No-one born this century voted for Brexit and the demographic age and education splits in the election were crystal clear.

The prospects of anything but a skeleton EU trade deal before the end of 2020 are remote and farming is not a top priority. My impeccable US-based sources tell me that despite Trump’s promises, any US/UK trade deal will await the finalisation of a UK/EU trade deal to see where the land lies.

Why would they rush in when the UK will be weaker then and you have already achieved your main aim of weakening both the UK and EU politically and economically? A result which pleases both Trump and Putin.

The likely further erosion of sterling value as roadblocks are progressively hit, will just make dollar purchases of UK assets and services better value. With impeachment proceedings, a ‘sugar rush’ economy, China/US deals and an election in 2020, engagement with our inexperienced and less than battle ready UK negotiating team will be a low priority. Sadly, never have I been happier with my hedging US investments.

UK and Scottish farming have lost what meagre lobbying power it once had in the arena of international trade and government support.
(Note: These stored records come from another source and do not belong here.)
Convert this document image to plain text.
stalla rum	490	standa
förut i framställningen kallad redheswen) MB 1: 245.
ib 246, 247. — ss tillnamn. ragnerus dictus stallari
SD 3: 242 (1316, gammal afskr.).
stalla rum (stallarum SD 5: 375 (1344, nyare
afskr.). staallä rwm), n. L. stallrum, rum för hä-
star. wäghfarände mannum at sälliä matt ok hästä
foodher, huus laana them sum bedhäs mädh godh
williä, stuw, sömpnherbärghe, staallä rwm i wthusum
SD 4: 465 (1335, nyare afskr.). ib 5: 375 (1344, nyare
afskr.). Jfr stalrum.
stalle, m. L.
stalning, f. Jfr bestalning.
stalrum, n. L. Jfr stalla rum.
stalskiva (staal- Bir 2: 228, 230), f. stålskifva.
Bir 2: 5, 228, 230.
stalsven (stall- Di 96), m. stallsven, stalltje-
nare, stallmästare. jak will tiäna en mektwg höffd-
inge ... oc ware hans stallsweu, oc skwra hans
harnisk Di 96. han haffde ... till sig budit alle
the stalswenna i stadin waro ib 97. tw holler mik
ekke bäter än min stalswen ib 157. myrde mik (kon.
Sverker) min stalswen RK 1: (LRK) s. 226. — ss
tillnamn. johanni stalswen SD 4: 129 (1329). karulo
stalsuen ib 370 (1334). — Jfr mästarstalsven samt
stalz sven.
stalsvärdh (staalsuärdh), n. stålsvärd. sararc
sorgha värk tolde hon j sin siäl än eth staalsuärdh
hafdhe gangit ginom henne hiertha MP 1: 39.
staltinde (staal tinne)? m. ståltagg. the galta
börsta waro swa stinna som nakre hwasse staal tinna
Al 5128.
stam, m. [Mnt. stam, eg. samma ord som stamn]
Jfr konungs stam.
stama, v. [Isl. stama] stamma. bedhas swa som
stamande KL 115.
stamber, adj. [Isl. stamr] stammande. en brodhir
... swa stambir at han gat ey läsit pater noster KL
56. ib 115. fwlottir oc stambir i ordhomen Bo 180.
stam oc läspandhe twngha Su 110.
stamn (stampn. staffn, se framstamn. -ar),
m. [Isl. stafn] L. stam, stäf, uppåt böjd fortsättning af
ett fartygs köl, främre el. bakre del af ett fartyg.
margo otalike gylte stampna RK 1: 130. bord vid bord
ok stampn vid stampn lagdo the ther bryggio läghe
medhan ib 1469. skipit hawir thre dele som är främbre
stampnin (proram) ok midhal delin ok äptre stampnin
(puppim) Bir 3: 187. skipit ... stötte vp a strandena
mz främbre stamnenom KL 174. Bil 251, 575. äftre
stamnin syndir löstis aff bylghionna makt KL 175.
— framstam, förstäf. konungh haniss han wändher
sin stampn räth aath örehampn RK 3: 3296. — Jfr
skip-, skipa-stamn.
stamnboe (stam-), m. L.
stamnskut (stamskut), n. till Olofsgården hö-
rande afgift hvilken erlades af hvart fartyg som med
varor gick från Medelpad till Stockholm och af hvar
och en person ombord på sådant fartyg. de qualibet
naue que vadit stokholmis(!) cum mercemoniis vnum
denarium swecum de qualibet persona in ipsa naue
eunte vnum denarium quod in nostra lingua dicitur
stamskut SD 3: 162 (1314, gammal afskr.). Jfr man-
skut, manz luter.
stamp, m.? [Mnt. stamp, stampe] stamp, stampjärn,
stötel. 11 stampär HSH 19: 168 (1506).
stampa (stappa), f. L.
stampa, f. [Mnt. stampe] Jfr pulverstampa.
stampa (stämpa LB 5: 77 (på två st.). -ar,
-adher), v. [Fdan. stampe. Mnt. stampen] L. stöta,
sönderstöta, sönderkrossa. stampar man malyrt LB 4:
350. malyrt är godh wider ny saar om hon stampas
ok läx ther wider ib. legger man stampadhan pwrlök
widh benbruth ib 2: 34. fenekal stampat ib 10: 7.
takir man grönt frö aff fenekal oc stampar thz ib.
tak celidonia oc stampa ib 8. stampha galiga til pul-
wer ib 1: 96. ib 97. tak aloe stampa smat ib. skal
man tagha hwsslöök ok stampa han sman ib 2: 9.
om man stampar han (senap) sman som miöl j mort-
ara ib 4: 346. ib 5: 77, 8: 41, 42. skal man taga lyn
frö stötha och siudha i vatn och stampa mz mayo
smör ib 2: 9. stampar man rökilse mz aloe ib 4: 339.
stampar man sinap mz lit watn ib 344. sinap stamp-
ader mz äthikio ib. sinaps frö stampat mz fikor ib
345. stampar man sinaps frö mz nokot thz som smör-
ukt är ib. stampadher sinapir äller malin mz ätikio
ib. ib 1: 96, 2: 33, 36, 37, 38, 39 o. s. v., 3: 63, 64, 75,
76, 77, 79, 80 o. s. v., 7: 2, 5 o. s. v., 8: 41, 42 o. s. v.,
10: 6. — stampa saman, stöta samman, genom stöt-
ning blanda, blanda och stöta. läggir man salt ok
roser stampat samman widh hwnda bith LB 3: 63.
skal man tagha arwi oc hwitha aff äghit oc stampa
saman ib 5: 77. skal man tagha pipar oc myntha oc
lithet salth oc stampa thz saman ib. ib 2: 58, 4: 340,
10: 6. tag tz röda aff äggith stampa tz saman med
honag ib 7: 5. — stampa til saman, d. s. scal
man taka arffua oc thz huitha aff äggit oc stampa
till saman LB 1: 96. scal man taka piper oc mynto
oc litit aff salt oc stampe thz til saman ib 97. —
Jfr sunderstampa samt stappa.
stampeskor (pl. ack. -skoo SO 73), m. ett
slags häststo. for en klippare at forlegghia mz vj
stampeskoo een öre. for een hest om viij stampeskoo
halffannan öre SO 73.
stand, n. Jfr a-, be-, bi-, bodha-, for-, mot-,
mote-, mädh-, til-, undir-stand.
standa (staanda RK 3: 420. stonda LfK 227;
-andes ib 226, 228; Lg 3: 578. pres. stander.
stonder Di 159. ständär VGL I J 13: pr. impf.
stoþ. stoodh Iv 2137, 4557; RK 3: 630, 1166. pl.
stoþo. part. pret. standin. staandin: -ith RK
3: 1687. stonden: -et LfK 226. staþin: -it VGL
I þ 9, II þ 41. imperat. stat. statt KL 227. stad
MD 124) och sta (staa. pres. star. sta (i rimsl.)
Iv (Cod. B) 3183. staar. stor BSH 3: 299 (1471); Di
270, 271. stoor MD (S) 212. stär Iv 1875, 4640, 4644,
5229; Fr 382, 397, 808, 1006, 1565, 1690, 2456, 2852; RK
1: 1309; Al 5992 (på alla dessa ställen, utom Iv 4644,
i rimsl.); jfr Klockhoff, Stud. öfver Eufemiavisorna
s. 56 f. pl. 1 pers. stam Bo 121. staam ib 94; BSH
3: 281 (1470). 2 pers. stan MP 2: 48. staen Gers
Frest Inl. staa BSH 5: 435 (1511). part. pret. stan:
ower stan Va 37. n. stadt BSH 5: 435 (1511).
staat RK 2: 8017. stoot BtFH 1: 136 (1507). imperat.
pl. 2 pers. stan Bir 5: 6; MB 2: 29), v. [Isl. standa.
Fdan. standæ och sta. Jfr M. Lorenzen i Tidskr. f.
The release for free of all NHS personal medical data to Bezo’s non-tax-paying Amazon behemoth by Matt Hancock sets a worrying precedent.

Hold onto and protect your data whether that be your DNA or your precision farming. There is little value for Scottish farming in any US/UK trade deal. The watchword for 2020 and forward appears to be ‘chaos’ within the domestic market, and investment overseas looks less prudent and more a priority.

I am an optimist and I have faith in the Scottish industry’s ability to keep going, evolve and mitigate but it will be very tough for many.

On a positive note, the data firmly shows – despite the prophets of doom – that humanity has an optimistic positive trajectory. With most important metrics, including health, life expectancy, population growth, education, hunger and elimination of poverty, climate related deaths and many more we are advancing.

I commend Hans Roslings ‘Factfulness’ as a late stocking filler or New Year tonic to provide perspective.

The Crop Production in Northern Britain, in Dundee, on February 25 and 26, 2020, will be a good date in the diary to hear about exciting new research and technology like the exciting new fungicide, Revystar and how old friends, like Bravo and CIPC, might be replaced.

I hope readers had a Happy Christmas and look forward to a as prosperous a New Year as will be possible in chaotic times. Challenges there will be, but also opportunities.